Soupçonné d'avoir perçu plusieurs centaines de milliers de dollars dans le cadre de l'affaire du trafic d'armes vers l'Angola, l'ancien ministre a plaidé, lundi, son innocence, à Paris. Il invoque son indifférence à l'égard de l'argent.
AFP - Charles Pasqua ne possède que "quelques arpents dans la montagne corse" et Paul-Loup Sulitzer "vit aujourd'hui de sa pension de retraite": deux des plus célèbres prévenus du procès de l'Angolagate ont assuré lundi n'avoir en rien profité des millions de ce "trafic" d'armes.
Le tribunal correctionnel de Paris entendait leurs plaidoiries de défense avant celles mardi d'Arcadi Gaydamak et mercredi de Pierre Falcone, les deux associés accusés d'avoir organisé dans les années 90 un vaste commerce d'armes de guerre, pesant 790 millions de dollars, vers l'Angola alors en pleine guerre civile.
"Parmi les valeurs que je sers, il y a en a une qui n'y figure pas: l'argent", a dit M. Pasqua, le verbe haut et clair malgré sa convalescence après quelques jours d'hospitalisation due à un malaise.
Deux faits principaux sont reprochés au sénateur de 81 ans contre lequel l'accusation réclame trois ans de prison avec sursis et 150.000 euros d'amende.

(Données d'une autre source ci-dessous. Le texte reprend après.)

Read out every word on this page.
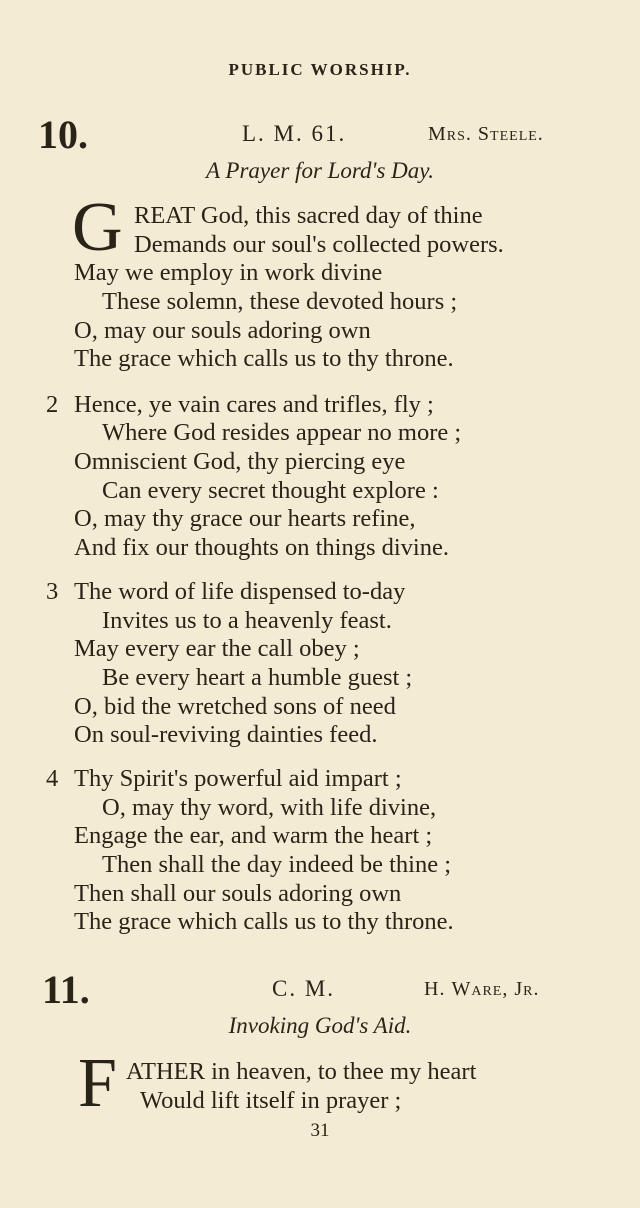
PUBLIC WORSHIP.
10.	L. M. 61.	Mrs. Steele.
A Prayer for Lord's Day.
G REAT God, this sacred day of thine
Demands our soul's collected powers.
May we employ in work divine
These solemn, these devoted hours ;
O, may our souls adoring own
The grace which calls us to thy throne.
2 Hence, ye vain cares and trifles, fly ;
Where God resides appear no more ;
Omniscient God, thy piercing eye
Can every secret thought explore :
O, may thy grace our hearts refine,
And fix our thoughts on things divine.
3 The word of life dispensed to-day
Invites us to a heavenly feast.
May every ear the call obey ;
Be every heart a humble guest ;
O, bid the wretched sons of need
On soul-reviving dainties feed.
4 Thy Spirit's powerful aid impart ;
O, may thy word, with life divine,
Engage the ear, and warm the heart ;
Then shall the day indeed be thine ;
Then shall our souls adoring own
The grace which calls us to thy throne.
11.	C. M.	H. Ware, Jr.
Invoking God's Aid.
F ATHER in heaven, to thee my heart
Would lift itself in prayer ;
31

L'ancien député européen est accusé d'avoir touché 450.000 dollars de la part des deux associés qui en auraient escompté en échange un "lobbying" au Parlement de Strasbourg en faveur des intérêts angolais.
"Durant la période, l'Angola y a été évoqué une fois, pour prendre une résolution extrêmement sévère contre le régime de Luanda", a souligné son défenseur, Me Edgar Vincensini.

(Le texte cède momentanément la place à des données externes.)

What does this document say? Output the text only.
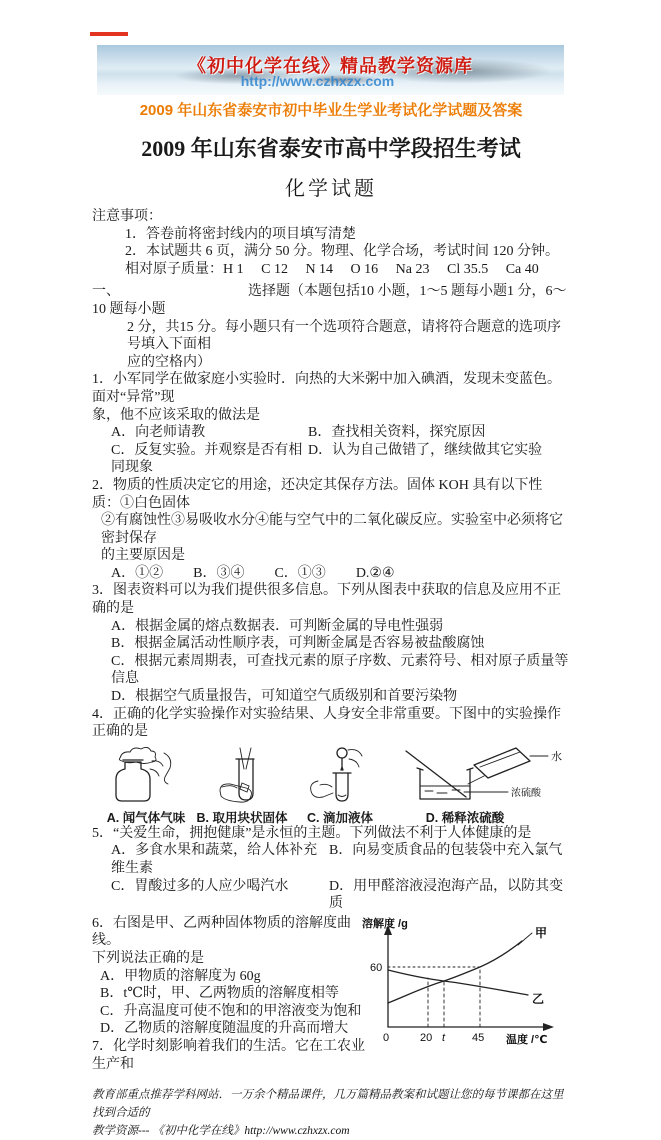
《初中化学在线》精品教学资源库
http://www.czhxzx.com
2009 年山东省泰安市初中毕业生学业考试化学试题及答案
2009 年山东省泰安市高中学段招生考试
化学试题
注意事项：
1．答卷前将密封线内的项目填写清楚
2．本试题共 6 页，满分 50 分。物理、化学合场，考试时间 120 分钟。
相对原子质量：H 1　 C 12 　N 14 　O 16 　Na 23 　Cl 35.5 　Ca 40
一、	选择题（本题包括10 小题，1～5 题每小题1 分，6～10 题每小题
2 分，共15 分。每小题只有一个选项符合题意，请将符合题意的选项序号填入下面相
应的空格内）
1．小军同学在做家庭小实验时．向热的大米粥中加入碘酒，发现未变蓝色。面对“异常”现
象，他不应该采取的做法是
A．向老师请教	B．查找相关资料，探究原因
C．反复实验。并观察是否有相同现象
D．认为自己做错了，继续做其它实验
2．物质的性质决定它的用途，还决定其保存方法。固体 KOH 具有以下性质：①白色固体
②有腐蚀性③易吸收水分④能与空气中的二氧化碳反应。实验室中必须将它密封保存
的主要原因是
A．①② B．③④ C．①③ D.②④
3．图表资料可以为我们提供很多信息。下列从图表中获取的信息及应用不正确的是
A．根据金属的熔点数据表．可判断金属的导电性强弱
B．根据金属活动性顺序表，可判断金属是否容易被盐酸腐蚀
C．根据元素周期表，可查找元素的原子序数、元素符号、相对原子质量等信息
D．根据空气质量报告，可知道空气质级别和首要污染物
4．正确的化学实验操作对实验结果、人身安全非常重要。下图中的实验操作正确的是
A. 闻气体气味 B. 取用块状固体	C. 滴加液体
水
浓硫酸
D. 稀释浓硫酸
5．“关爱生命，拥抱健康”是永恒的主题。下列做法不利于人体健康的是
A．多食水果和蔬菜，给人体补充维生素
B．向易变质食品的包装袋中充入氯气
C．胃酸过多的人应少喝汽水	D．用甲醛溶液浸泡海产品，以防其变质
6．右图是甲、乙两种固体物质的溶解度曲线。
下列说法正确的是
A．甲物质的溶解度为 60g
B．t℃时，甲、乙两物质的溶解度相等
C．升高温度可使不饱和的甲溶液变为饱和
D．乙物质的溶解度随温度的升高而增大
7．化学时刻影响着我们的生活。它在工农业生产和
溶解度 /g
60
甲
乙
0	20 t 45 温度 /℃
教育部重点推荐学科网站．一万余个精品课件，几万篇精品教案和试题让您的每节课都在这里找到合适的
教学资源--- 《初中化学在线》http://www.czhxzx.com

L'accusation affirme aussi que l'association France-Afrique Orient (FAO), dont M. Pasqua était vice-président, aurait touché 1,5 million de FF (228.700 euros) pour financer ses activités politiques. A preuve, la décoration de l'Ordre national du mérite que M. Gaydamak aurait reçue en échange.
Le vrai motif de cette décoration, a répété Me Vincensini, est le rôle joué par l'homme d'affaires dans la libération de pilotes militaires français prisonniers en Serbie.
"C'est quand même au travers de M. Gaydamak que Moscou a mis à notre disposition une équipe des services secrets russes", a insisté M. Pasqua. "Mais nous n'avions pas à le dire, ni à le faire savoir".
"On dit de moi que je suis un homme de secret. C'est vrai. C'est grâce à ce comportement quasi-automatique que nous avons pu survivre" durant la guerre, a expliqué M. Pasqua, engagé dans la Résistance à l'âge de 15 ans.
Me Léon-Lef Forster, autre avocat de l'ancien ministre de l'Intérieur, a demandé aux juges de "rompre avec les a priori, les préjugés" vis-à-vis d'un homme à la réputation "satanisée".
"Je suis victime de mon image", a dit lui aussi Paul-Loup Sulitzer, accusé d'avoir indûment touché 380.000 euros de la part de Pierre Falcone pour un travail qui, selon l'accusation, "se résume à rien".
Contre cette somme, l'écrivain affirme avoir exercé du "lobbying" auprès des médias pour redorer la réputation de M. Gaydamak. "A l'époque, mon nom ouvrait des portes. Vous croyez qu'on me payait pour mes beaux yeux ?"
Depuis sa mise en examen en décembre 2000, cette affaire a été pour lui un "cataclysme", a plaidé Me Martine Malinbaum. L'avocate rappelle que M. Sulitzer a été quitté par son épouse partie vivre au Canada avec ses deux enfants, que sa société PLS International a fait faillite et que pour ces sommes non déclarées au fisc, il a été condamné à six mois de prison avec sursis. Elle évoque aussi les redressements "aux chiffres incommensurables", un coma diabétique en 2002, puis un accident vasculaire cérébral grave en 2003.
L'accusation a requis contre lui 18 mois de prison avec sursis et 250.000 euros d'amende, mais pour ces "rémunérations occultes", il a déjà été "puni" par la justice, a insisté Me Malinbaum.